The standard work on the magnolias of temperate E. Asia is: G. H. Johnstone, Asiatic Magnolias in Cultivation (1955), with fourteen coloured plates, twenty half-tone figures, and one map. An older work on the whole genus, still of interest, is: J. G. Millais, Magnolias (1927). See also: Camellias and Magnolias, R.H.S. Conference Report (1950). Information on new cultivars and hybrids not included here will be found in Bud-grafted Magnolias, published periodically by Messrs. Treseder of Truro; and in the Manual of Messrs Hillier of Winchester. An account of magnolias at Kew, by S. A. Pearce, was published in Journ. R.H.S., Vol. 84 (1959), pp. 418-426; and of tree magnolias in Windsor Great Park, by T. H. Findlay, in Journ. R.H.S., Vol. 77 (1952), pp. 43-46, and Vol. 88 (1963), pp. 461-463.

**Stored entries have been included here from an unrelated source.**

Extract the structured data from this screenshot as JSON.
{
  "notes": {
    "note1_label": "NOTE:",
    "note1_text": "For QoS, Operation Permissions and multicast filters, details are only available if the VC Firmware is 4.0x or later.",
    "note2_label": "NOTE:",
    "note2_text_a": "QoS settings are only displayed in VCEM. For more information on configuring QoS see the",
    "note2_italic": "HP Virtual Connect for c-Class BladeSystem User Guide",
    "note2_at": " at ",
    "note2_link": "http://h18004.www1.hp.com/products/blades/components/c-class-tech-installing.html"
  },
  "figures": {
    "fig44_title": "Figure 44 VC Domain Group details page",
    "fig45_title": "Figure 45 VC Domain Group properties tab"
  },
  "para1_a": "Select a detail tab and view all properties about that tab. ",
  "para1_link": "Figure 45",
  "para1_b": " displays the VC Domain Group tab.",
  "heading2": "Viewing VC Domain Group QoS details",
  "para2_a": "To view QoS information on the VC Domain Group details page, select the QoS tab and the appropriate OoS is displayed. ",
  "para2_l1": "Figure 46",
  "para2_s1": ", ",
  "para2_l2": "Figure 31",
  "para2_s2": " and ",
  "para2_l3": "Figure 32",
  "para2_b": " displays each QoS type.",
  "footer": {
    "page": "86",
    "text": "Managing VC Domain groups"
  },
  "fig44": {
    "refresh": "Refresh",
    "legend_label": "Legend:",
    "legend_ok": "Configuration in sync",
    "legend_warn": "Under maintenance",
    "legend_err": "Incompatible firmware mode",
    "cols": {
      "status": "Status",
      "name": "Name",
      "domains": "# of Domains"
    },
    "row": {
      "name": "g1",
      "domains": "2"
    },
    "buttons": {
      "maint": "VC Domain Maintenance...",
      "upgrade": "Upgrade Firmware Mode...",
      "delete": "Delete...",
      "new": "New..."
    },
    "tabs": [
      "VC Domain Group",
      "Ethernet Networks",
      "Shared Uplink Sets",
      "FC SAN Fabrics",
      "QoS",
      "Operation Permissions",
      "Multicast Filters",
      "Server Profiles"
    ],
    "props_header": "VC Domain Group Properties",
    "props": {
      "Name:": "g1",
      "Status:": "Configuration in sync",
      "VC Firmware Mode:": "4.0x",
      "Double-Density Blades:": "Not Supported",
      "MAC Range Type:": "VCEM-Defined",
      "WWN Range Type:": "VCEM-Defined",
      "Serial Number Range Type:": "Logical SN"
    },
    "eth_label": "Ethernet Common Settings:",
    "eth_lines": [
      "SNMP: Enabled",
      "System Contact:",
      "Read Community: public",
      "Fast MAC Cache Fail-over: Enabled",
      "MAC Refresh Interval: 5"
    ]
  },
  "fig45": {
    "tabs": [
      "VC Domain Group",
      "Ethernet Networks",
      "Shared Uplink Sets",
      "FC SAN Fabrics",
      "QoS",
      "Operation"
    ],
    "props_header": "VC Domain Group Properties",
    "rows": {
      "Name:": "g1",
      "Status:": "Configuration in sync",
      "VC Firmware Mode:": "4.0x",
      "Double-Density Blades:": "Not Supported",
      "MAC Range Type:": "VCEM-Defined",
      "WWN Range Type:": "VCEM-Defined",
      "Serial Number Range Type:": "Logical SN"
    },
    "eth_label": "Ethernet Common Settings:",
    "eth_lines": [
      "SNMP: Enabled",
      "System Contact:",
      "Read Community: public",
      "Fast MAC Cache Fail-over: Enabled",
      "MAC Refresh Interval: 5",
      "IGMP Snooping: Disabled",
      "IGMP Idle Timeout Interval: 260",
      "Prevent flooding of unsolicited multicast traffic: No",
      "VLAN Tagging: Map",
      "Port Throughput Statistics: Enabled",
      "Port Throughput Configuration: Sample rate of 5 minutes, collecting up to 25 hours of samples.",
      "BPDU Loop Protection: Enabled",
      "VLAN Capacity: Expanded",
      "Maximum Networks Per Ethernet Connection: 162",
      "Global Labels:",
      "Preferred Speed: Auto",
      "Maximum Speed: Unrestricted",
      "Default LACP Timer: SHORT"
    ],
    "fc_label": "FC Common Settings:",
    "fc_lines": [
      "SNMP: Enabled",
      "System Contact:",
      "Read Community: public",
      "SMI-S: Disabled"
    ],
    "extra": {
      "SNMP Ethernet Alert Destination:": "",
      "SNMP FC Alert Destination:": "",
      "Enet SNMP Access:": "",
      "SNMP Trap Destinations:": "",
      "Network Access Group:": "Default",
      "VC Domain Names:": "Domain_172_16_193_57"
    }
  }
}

From the Supplement (Vol. V)

Recent Literature

Grootendorst, H. J. – ‘Magnolia’s en Nederland’, Dendroflora No. 18, pp. 16-40(1981).

Spongberg, Stephen A. – ‘Magnoliaceae hardy in temperate North America’, Journ. Am. Arb., Vol. 57, pp. 254-306 (1976).

[ – – ] ‘Some old and new interspecific magnolia hybrids’, Arnoldia, Vol. 36, pp. 129-45(1976).

Treseder, Neil G. – Magnolias. London, 1978. An indispensable work by a leading authority, with many line-drawings by Marjorie Blarney and forty-eight colour plates, nine from paintings by the same artist.

[ – – ] The Book of Magnolias. London, 1981. Thirty colour plates from paintings by Marjorie Blarney.

For a classification of the genus by the late J. E. Dandy of the British Museum (Natural History), see Neil Treseder’s Magnolias, pp. 25-36. This is essentially the same as the classification by the same authority published in Camellias and Magnolias (an account of the conference of 1950, published by the Royal Horticultural Society). The main nomenclatural changes made by Mr Dandy are that sect. Magnoliastrum (p. 69) is now sect. Magnolia and subgenus Pleurochasma becomes subgenus Yulania.